Culture, Féminisme, Social

Sur Internet aussi, le masculin l’emporte sur le féminin

7 minutes

Misogyne, Internet ? Plutôt, oui. Lieu de tous les savoirs et de la libre expression, Internet est aussi une transposition en ligne de notre société, avec tout ce qu’elle comporte d’inégalitaire et de patriarcal. En 2021, en France, on dénombrait à peine 10 % de femmes occupant des postes liés à la programmation informatique1. Même si, à l’ère post #metoo, on commence tous à connaitre l’histoire des femmes poussées hors du monde de la tech à grand coup de Game Boy et de Star Wars, le mal est fait et l’entreprise de réparation vertigineuse.

Au commencement était le verbe

Pour le collectif Roberte la Rousse, tout commence par la langue. Ses fondatrices, Cécile Babiole et Anne Laforet, s’attaquent à une des règles clé de la grammaire française, symbole absolu de sa misogynie : « le masculin l’emporte toujours sur le féminin« . Une règle que l’on trouve dans « Le bon usage » de Grevisse, encore en vigueur dans nos écoles.

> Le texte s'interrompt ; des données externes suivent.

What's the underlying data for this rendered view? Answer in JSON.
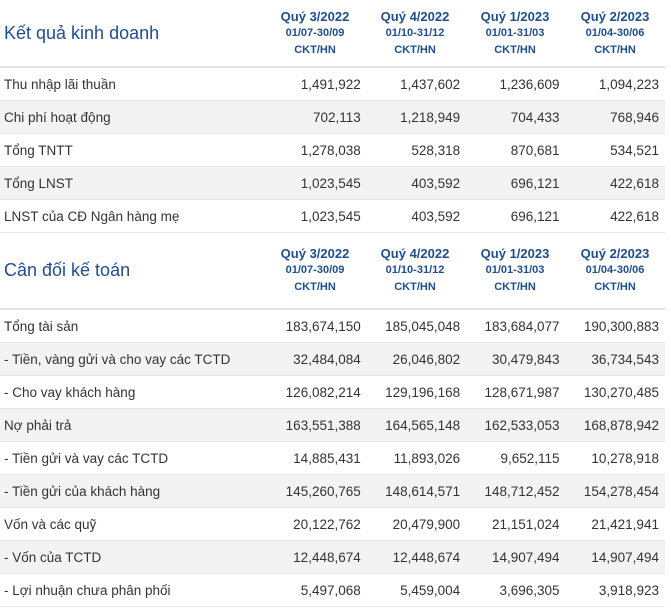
{
  "income": {
    "title": "Kết quả kinh doanh",
    "columns": [
      {
        "quarter": "Quý 3/2022",
        "dates": "01/07-30/09",
        "unit": "CKT/HN"
      },
      {
        "quarter": "Quý 4/2022",
        "dates": "01/10-31/12",
        "unit": "CKT/HN"
      },
      {
        "quarter": "Quý 1/2023",
        "dates": "01/01-31/03",
        "unit": "CKT/HN"
      },
      {
        "quarter": "Quý 2/2023",
        "dates": "01/04-30/06",
        "unit": "CKT/HN"
      }
    ],
    "rows": [
      {
        "label": "Thu nhập lãi thuần",
        "values": [
          "1,491,922",
          "1,437,602",
          "1,236,609",
          "1,094,223"
        ]
      },
      {
        "label": "Chi phí hoạt động",
        "values": [
          "702,113",
          "1,218,949",
          "704,433",
          "768,946"
        ]
      },
      {
        "label": "Tổng TNTT",
        "values": [
          "1,278,038",
          "528,318",
          "870,681",
          "534,521"
        ]
      },
      {
        "label": "Tổng LNST",
        "values": [
          "1,023,545",
          "403,592",
          "696,121",
          "422,618"
        ]
      },
      {
        "label": "LNST của CĐ Ngân hàng mẹ",
        "values": [
          "1,023,545",
          "403,592",
          "696,121",
          "422,618"
        ]
      }
    ]
  },
  "balance": {
    "title": "Cân đối kế toán",
    "columns": [
      {
        "quarter": "Quý 3/2022",
        "dates": "01/07-30/09",
        "unit": "CKT/HN"
      },
      {
        "quarter": "Quý 4/2022",
        "dates": "01/10-31/12",
        "unit": "CKT/HN"
      },
      {
        "quarter": "Quý 1/2023",
        "dates": "01/01-31/03",
        "unit": "CKT/HN"
      },
      {
        "quarter": "Quý 2/2023",
        "dates": "01/04-30/06",
        "unit": "CKT/HN"
      }
    ],
    "rows": [
      {
        "label": "Tổng tài sản",
        "values": [
          "183,674,150",
          "185,045,048",
          "183,684,077",
          "190,300,883"
        ]
      },
      {
        "label": "- Tiền, vàng gửi và cho vay các TCTD",
        "values": [
          "32,484,084",
          "26,046,802",
          "30,479,843",
          "36,734,543"
        ]
      },
      {
        "label": "- Cho vay khách hàng",
        "values": [
          "126,082,214",
          "129,196,168",
          "128,671,987",
          "130,270,485"
        ]
      },
      {
        "label": "Nợ phải trả",
        "values": [
          "163,551,388",
          "164,565,148",
          "162,533,053",
          "168,878,942"
        ]
      },
      {
        "label": "- Tiền gửi và vay các TCTD",
        "values": [
          "14,885,431",
          "11,893,026",
          "9,652,115",
          "10,278,918"
        ]
      },
      {
        "label": "- Tiền gửi của khách hàng",
        "values": [
          "145,260,765",
          "148,614,571",
          "148,712,452",
          "154,278,454"
        ]
      },
      {
        "label": "Vốn và các quỹ",
        "values": [
          "20,122,762",
          "20,479,900",
          "21,151,024",
          "21,421,941"
        ]
      },
      {
        "label": "- Vốn của TCTD",
        "values": [
          "12,448,674",
          "12,448,674",
          "14,907,494",
          "14,907,494"
        ]
      },
      {
        "label": "- Lợi nhuận chưa phân phối",
        "values": [
          "5,497,068",
          "5,459,004",
          "3,696,305",
          "3,918,923"
        ]
      }
    ]
  }
}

>> Lire : Demain, une parité numérique

Anne Laforet et Cécile Babiole de Roberte la Rousse https://robertelarousse.fr/

Roberte contre Grevisse, autant dire David contre Goliath. Sauf que, ce duo d’artiste et chercheuse, toutes deux fondues de tech, détient plusieurs avantages. Le premier étant qu’elles sont vivantes, le deuxième, qu’elles manient le bon usage de la langue française cher à Grevisse, mais aussi celui du code informatique. Fortes de ces atouts, elles inventent un logiciel de démasculinisation automatique de la langue. Elles baptisent leur grammaire « La Bonne usage », ultime pied-de-nez à ce cher Grevisse. Au début, ça fait drôle. Puis on s’y fait très vite.

« Puisqu’il n’existe pas de pronom neutre en français, on a décidé de tout mettre au féminin, par défaut, plutôt que d’inventer un nouveau pronom neutre. Le but est bien d’abolir le genre et pour ça, on a choisi une règle simple : substituer systématiquement les formes féminines aux formes masculines » explique l’artiste-autrice-perfomeuse Cécile Babiole.

Démonstration :

« En novembre 1902, elle veut participer à la concours des internats des asiles mais l’accès à cette concours est réservée aux personnes jouissante de leurs droites civiques, c’est-à-dire aux seules hommes, puisque les femmes n’ont pas la droite de vote. Madeleine Pelletier met alors toute en œuvre pour que cette règle soit abolie. Soutenue par la quotidienne féminine La Fronde et par les membres de la jury qui la connaissent, elle est finalement autorisée à passer la concours en 1903. »

extrait de la biographie de Madeleine Pelletier, tirée du livre Wikifémia

Féminiser les savoirs

Il existe un endroit sur Internet qui représente ce que la société est capable d’accomplir de plus utopique et humaniste, tout en perpétuant les stéréotypes et discriminations de genres qui ont cours dans la vie matérielle. Non, je ne parle pas des réseaux sociaux mais bien de Wikipédia, l’encyclopédie ouverte et gratuite qui existe dans presque 300 langues. Digne héritière des Lumières, du projet de Diderot, l’encyclopédie en ligne pêche par son absence de mixité.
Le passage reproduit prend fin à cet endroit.